Aos 27 anos, a única judoca brasileira bicampeã mundial já pode ser considerada um patrimônio de Porto Alegre. Ela é uma das grandes responsáveis por não deixar o judô "morrer" no Estado e, por que não dizer, no Brasil. Com um sorriso de menina, mas o corpo de uma calejada atleta, Mayra inspira tranquilidade. Por vezes, parece não ter consciência de sua representatividade.
Serenidade, aprendi na última quarta-feira (27) ao conversar com a bem articulada judoca, no dojô do clube, é resultado de uma confiança pautada em resultados. Ao todo, são 41 medalhas internacionais em 13 anos de seleção brasileira. Quinze, quase metade delas, de ouro.
— Eu descobri por vocês (a imprensa) que tenho 14 medalhas em Grand Slams e fiquei: "Nossa, que legal! Eu tenho 14 medalhas em Grand Slams" — conta, em meio a gargalhadas.

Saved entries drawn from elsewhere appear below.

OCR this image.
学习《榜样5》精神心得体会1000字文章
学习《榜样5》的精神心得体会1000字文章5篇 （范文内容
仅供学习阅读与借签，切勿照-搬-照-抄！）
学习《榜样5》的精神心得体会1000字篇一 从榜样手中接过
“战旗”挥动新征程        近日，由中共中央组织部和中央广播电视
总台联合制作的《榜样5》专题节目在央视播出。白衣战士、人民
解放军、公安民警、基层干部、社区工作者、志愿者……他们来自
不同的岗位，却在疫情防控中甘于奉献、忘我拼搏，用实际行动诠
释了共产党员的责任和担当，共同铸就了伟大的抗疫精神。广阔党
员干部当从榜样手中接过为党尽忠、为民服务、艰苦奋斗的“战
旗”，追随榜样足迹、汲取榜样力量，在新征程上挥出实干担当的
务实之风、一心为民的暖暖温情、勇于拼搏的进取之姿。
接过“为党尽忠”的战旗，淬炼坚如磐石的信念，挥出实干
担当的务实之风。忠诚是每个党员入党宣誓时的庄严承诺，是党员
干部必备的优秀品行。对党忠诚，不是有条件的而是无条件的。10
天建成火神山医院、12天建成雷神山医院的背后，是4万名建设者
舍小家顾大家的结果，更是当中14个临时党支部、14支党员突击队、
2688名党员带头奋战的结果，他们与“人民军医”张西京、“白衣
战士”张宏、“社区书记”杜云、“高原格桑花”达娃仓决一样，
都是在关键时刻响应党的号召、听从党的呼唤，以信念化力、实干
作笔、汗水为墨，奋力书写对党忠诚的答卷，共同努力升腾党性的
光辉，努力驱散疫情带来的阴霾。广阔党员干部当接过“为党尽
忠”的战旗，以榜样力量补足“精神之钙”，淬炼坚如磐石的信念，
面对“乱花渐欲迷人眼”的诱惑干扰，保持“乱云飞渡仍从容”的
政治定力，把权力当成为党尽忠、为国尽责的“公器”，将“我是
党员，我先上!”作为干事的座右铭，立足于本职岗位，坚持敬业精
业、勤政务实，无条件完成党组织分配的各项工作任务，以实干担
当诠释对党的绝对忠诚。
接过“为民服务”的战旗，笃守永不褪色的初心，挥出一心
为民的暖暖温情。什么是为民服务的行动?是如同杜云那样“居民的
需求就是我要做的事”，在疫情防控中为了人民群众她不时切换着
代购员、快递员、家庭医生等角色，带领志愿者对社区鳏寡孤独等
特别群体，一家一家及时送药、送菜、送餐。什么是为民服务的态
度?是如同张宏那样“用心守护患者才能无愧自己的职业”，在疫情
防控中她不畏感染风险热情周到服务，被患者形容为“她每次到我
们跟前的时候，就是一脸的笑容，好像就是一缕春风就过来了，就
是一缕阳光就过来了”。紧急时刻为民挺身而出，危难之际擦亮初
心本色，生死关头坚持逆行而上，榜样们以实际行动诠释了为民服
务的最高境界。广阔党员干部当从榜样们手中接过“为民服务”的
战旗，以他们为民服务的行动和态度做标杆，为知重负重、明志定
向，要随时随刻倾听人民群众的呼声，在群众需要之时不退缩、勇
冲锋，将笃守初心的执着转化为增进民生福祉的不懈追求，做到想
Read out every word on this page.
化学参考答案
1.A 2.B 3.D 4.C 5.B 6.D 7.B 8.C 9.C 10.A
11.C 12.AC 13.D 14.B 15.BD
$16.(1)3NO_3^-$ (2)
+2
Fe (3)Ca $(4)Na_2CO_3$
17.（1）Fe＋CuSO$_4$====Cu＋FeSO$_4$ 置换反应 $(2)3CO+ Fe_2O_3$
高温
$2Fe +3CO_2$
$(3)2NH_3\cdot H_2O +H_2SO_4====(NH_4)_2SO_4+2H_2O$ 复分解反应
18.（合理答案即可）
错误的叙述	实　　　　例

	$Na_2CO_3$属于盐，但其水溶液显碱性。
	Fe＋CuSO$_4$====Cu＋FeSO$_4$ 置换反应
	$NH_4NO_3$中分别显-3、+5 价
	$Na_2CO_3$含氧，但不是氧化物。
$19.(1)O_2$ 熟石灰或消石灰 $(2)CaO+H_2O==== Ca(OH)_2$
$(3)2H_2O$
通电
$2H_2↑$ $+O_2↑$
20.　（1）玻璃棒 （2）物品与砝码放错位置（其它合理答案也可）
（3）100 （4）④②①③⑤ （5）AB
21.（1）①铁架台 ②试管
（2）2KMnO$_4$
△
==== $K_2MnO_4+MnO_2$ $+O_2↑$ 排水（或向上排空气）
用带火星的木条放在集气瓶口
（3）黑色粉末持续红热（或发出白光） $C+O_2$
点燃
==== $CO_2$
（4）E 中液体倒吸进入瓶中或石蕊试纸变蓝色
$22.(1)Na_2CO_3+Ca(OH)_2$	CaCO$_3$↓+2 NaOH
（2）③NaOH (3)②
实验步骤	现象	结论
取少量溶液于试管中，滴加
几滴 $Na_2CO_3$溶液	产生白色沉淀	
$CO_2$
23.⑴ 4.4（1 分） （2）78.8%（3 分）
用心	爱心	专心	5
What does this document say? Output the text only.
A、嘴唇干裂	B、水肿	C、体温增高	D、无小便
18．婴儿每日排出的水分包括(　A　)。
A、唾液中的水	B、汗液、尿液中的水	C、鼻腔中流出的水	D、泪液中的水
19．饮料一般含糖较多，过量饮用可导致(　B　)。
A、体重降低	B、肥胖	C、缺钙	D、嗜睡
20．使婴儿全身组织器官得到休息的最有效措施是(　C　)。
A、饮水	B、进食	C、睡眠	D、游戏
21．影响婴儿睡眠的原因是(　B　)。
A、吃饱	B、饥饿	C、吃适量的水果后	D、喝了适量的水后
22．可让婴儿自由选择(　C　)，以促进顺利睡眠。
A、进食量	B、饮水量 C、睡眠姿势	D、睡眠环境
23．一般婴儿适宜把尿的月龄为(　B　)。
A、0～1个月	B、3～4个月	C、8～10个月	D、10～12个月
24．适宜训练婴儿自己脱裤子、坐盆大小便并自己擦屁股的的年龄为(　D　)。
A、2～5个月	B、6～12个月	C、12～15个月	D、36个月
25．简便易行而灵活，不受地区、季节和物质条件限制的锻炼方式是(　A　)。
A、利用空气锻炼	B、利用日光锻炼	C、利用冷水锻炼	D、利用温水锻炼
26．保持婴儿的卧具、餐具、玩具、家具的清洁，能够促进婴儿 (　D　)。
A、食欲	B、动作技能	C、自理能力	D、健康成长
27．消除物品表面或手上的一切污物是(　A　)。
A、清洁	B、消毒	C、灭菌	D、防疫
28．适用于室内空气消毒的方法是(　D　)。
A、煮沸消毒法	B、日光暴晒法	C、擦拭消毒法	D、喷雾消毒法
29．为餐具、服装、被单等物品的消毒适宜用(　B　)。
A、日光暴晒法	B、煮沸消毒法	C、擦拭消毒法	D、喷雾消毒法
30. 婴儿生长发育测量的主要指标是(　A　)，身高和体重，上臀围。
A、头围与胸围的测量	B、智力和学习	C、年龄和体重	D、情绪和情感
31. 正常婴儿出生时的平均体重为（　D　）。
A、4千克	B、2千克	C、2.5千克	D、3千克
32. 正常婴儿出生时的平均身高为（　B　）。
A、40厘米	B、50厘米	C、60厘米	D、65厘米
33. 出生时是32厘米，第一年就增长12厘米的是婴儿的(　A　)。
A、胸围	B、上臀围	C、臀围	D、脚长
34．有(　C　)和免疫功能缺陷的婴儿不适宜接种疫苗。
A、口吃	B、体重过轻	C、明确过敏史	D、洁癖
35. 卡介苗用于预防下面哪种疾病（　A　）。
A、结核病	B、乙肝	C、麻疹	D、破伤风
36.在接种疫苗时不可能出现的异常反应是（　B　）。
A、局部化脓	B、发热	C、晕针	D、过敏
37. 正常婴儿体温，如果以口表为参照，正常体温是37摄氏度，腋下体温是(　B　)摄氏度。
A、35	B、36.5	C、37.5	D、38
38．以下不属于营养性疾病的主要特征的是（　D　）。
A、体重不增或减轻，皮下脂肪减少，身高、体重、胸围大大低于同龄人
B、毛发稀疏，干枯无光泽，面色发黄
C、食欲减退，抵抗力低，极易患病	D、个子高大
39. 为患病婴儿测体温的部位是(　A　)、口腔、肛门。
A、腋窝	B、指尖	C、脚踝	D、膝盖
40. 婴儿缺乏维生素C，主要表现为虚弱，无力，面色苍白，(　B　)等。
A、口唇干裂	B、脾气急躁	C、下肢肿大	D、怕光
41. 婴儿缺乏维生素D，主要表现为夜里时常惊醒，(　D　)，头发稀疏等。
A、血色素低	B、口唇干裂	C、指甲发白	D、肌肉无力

Como citei anteriormente, Mayra é tranquilidade. Não conta seus inúmeros pódios, mas sabe da importância de cada um deles. Não atualiza dia após outro sua posição no ranking, mas entende que vive bom momento. É a sexta melhor judoca do mundo na categoria até 78 quilos e iniciou o ano com duas medalhas — prata no Aberto de Oberwart, na Áustria, e ouro no Grand Slam de Dusseldorf, na Alemanha.
Nunca almejei ser a melhor judoca brasileira da história
MAYRA AGUIAR
bicampeão mundial de judô
— Eu sempre levei as coisas mais no presente. Nunca almejei ser a melhor judoca brasileira da história. Claro que a gente quer, mas nunca projetei muito o futuro. Sempre vivi o presente. Os resultados foram acontecendo, e as coisas acabaram dando certo — declara, com sua humildade costumeira.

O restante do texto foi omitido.